Moreover, you may change the said embodiment as follows.
In the above embodiment, the building 10 has the radiation shielding structure 30 installed on the upper floor of the second layer of the seismic isolation layer 11. What is necessary is just to arrange | position a radiation shielding structure to an upper floor rather than the directly upper floor of a seismic isolation layer. For example, as shown in FIG. 5, it is good also as the building 50 which has arrange | positioned the radiation shielding structure 30 in the upper floor of the 3rd hierarchy of the seismic isolation layer 11. As shown in FIG. In this building 50, the columns 51 and the beams 52 are made of steel frames. Furthermore, concrete 55 in which reinforcing bars are embedded is placed on the outer periphery of the column 51 to which the concrete 31 of the radiation shielding structure 30 is attached at a lower floor than the radiation shielding structure 30 of the building 50. . Further, a vibration damper 57 such as an oil damper is disposed on a lower floor than the radiation shielding structure 30 of the building 50. Thereby, the whole building 10 can be controlled with respect to vibrations, such as an earthquake.
Furthermore, even when the radiation shielding structure 30 is installed on the upper floor of the second layer of the seismic isolation layer 11 as in the above embodiment, a damping damper is installed on the lower floor than the radiation shielding structure 30. May be.

  -In the said embodiment, the radiation shielding structure 30 was arrange | positioned in the center of the installation floor of the buildings 10 and 50. FIG. The installation position of the radiation shielding structure 30 is not limited to the center of the installation floor. For example, it is not necessary to be exactly the center position of the installation floor, and a position close to the center such as an area including the center is preferable.

  -In the said embodiment, the building 10 assumed the building of 8 stories. A building having a radiation shielding structure is not limited to an eight-story building as long as it has a layer other than the floor directly above the seismic isolation layer.
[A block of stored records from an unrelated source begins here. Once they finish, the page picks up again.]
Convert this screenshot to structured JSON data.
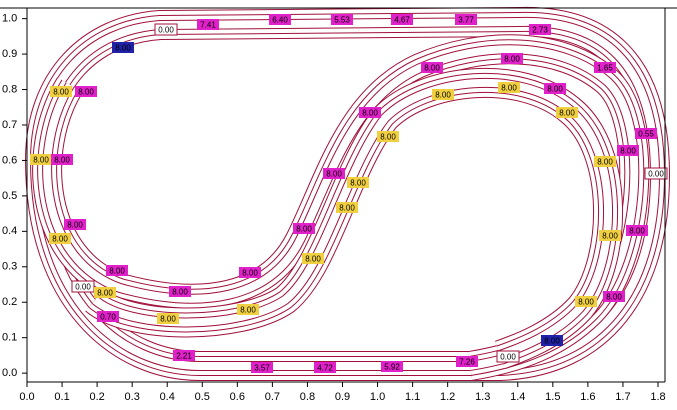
{
  "chart_data": {
    "type": "track",
    "xlim": [
      0,
      1.82
    ],
    "ylim": [
      -0.025,
      1.03
    ],
    "xticks": [
      {
        "value": 0,
        "label": "0.0"
      },
      {
        "value": 0.1,
        "label": "0.1"
      },
      {
        "value": 0.2,
        "label": "0.2"
      },
      {
        "value": 0.3,
        "label": "0.3"
      },
      {
        "value": 0.4,
        "label": "0.4"
      },
      {
        "value": 0.5,
        "label": "0.5"
      },
      {
        "value": 0.6,
        "label": "0.6"
      },
      {
        "value": 0.7,
        "label": "0.7"
      },
      {
        "value": 0.8,
        "label": "0.8"
      },
      {
        "value": 0.9,
        "label": "0.9"
      },
      {
        "value": 1.0,
        "label": "1.0"
      },
      {
        "value": 1.1,
        "label": "1.1"
      },
      {
        "value": 1.2,
        "label": "1.2"
      },
      {
        "value": 1.3,
        "label": "1.3"
      },
      {
        "value": 1.4,
        "label": "1.4"
      },
      {
        "value": 1.5,
        "label": "1.5"
      },
      {
        "value": 1.6,
        "label": "1.6"
      },
      {
        "value": 1.7,
        "label": "1.7"
      },
      {
        "value": 1.8,
        "label": "1.8"
      }
    ],
    "yticks": [
      {
        "value": 0,
        "label": "0.0"
      },
      {
        "value": 0.1,
        "label": "0.1"
      },
      {
        "value": 0.2,
        "label": "0.2"
      },
      {
        "value": 0.3,
        "label": "0.3"
      },
      {
        "value": 0.4,
        "label": "0.4"
      },
      {
        "value": 0.5,
        "label": "0.5"
      },
      {
        "value": 0.6,
        "label": "0.6"
      },
      {
        "value": 0.7,
        "label": "0.7"
      },
      {
        "value": 0.8,
        "label": "0.8"
      },
      {
        "value": 0.9,
        "label": "0.9"
      },
      {
        "value": 1.0,
        "label": "1.0"
      }
    ],
    "track_color": "#a0103a",
    "labels": [
      {
        "text": "7.41",
        "color": "#e020c8"
      },
      {
        "text": "6.40",
        "color": "#e020c8"
      },
      {
        "text": "5.53",
        "color": "#e020c8"
      },
      {
        "text": "4.67",
        "color": "#e020c8"
      },
      {
        "text": "3.77",
        "color": "#e020c8"
      },
      {
        "text": "2.73",
        "color": "#e020c8"
      },
      {
        "text": "8.00",
        "color": "#2020a8"
      },
      {
        "text": "0.00",
        "color": "outline"
      },
      {
        "text": "8.00",
        "color": "#e020c8"
      },
      {
        "text": "8.00",
        "color": "#e020c8"
      },
      {
        "text": "1.65",
        "color": "#e020c8"
      },
      {
        "text": "8.00",
        "color": "#f0d040"
      },
      {
        "text": "8.00",
        "color": "#e020c8"
      },
      {
        "text": "8.00",
        "color": "#e020c8"
      },
      {
        "text": "8.00",
        "color": "#f0d040"
      },
      {
        "text": "8.00",
        "color": "#f0d040"
      },
      {
        "text": "8.00",
        "color": "#f0d040"
      },
      {
        "text": "8.00",
        "color": "#e020c8"
      },
      {
        "text": "8.00",
        "color": "#f0d040"
      },
      {
        "text": "0.55",
        "color": "#e020c8"
      },
      {
        "text": "8.00",
        "color": "#e020c8"
      },
      {
        "text": "8.00",
        "color": "#f0d040"
      },
      {
        "text": "8.00",
        "color": "#e020c8"
      },
      {
        "text": "8.00",
        "color": "#f0d040"
      },
      {
        "text": "0.00",
        "color": "outline"
      },
      {
        "text": "8.00",
        "color": "#e020c8"
      },
      {
        "text": "8.00",
        "color": "#f0d040"
      },
      {
        "text": "8.00",
        "color": "#f0d040"
      },
      {
        "text": "8.00",
        "color": "#e020c8"
      },
      {
        "text": "8.00",
        "color": "#e020c8"
      },
      {
        "text": "8.00",
        "color": "#e020c8"
      },
      {
        "text": "8.00",
        "color": "#f0d040"
      },
      {
        "text": "8.00",
        "color": "#f0d040"
      },
      {
        "text": "8.00",
        "color": "#f0d040"
      },
      {
        "text": "8.00",
        "color": "#e020c8"
      },
      {
        "text": "8.00",
        "color": "#e020c8"
      },
      {
        "text": "0.00",
        "color": "outline"
      },
      {
        "text": "8.00",
        "color": "#f0d040"
      },
      {
        "text": "8.00",
        "color": "#e020c8"
      },
      {
        "text": "8.00",
        "color": "#e020c8"
      },
      {
        "text": "8.00",
        "color": "#f0d040"
      },
      {
        "text": "0.70",
        "color": "#e020c8"
      },
      {
        "text": "8.00",
        "color": "#f0d040"
      },
      {
        "text": "8.00",
        "color": "#f0d040"
      },
      {
        "text": "8.00",
        "color": "#2020a8"
      },
      {
        "text": "2.21",
        "color": "#e020c8"
      },
      {
        "text": "3.57",
        "color": "#e020c8"
      },
      {
        "text": "4.72",
        "color": "#e020c8"
      },
      {
        "text": "5.92",
        "color": "#e020c8"
      },
      {
        "text": "7.26",
        "color": "#e020c8"
      },
      {
        "text": "0.00",
        "color": "outline"
      }
    ]
  }
}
For example, the present invention can be applied to a high-rise building having 9 floors or more and a low-rise building having 2 floors or 3 floors.

  DESCRIPTION OF SYMBOLS 10,50 ... Building, 11 ... Seismic isolation layer, 11a ... Seismic isolation device, 21,51 ... Column, 22,52 ... Beam, 25,31,55 ... Concrete, 30 ... Radiation shielding structure, 35 ... Radiation shielding Member, 57 ... damping damper.

Claims (4)

In buildings with seismic isolation layers and radiation shielding structures,
A building characterized in that a radiation shielding structure is arranged on an installation floor above a floor directly above the seismic isolation layer.   The building according to claim 1, wherein the radiation shielding structure is arranged on an upper floor of a second hierarchy with respect to the seismic isolation layer.   The building according to claim 1 or 2, wherein a vibration damper is provided in a layer between the layer in which the radiation shielding structure is provided and the seismic isolation layer.   The steel layer-reinforced concrete structure column is provided in a layer between the layer in which the radiation shielding structure is provided and the seismic isolation layer. Building.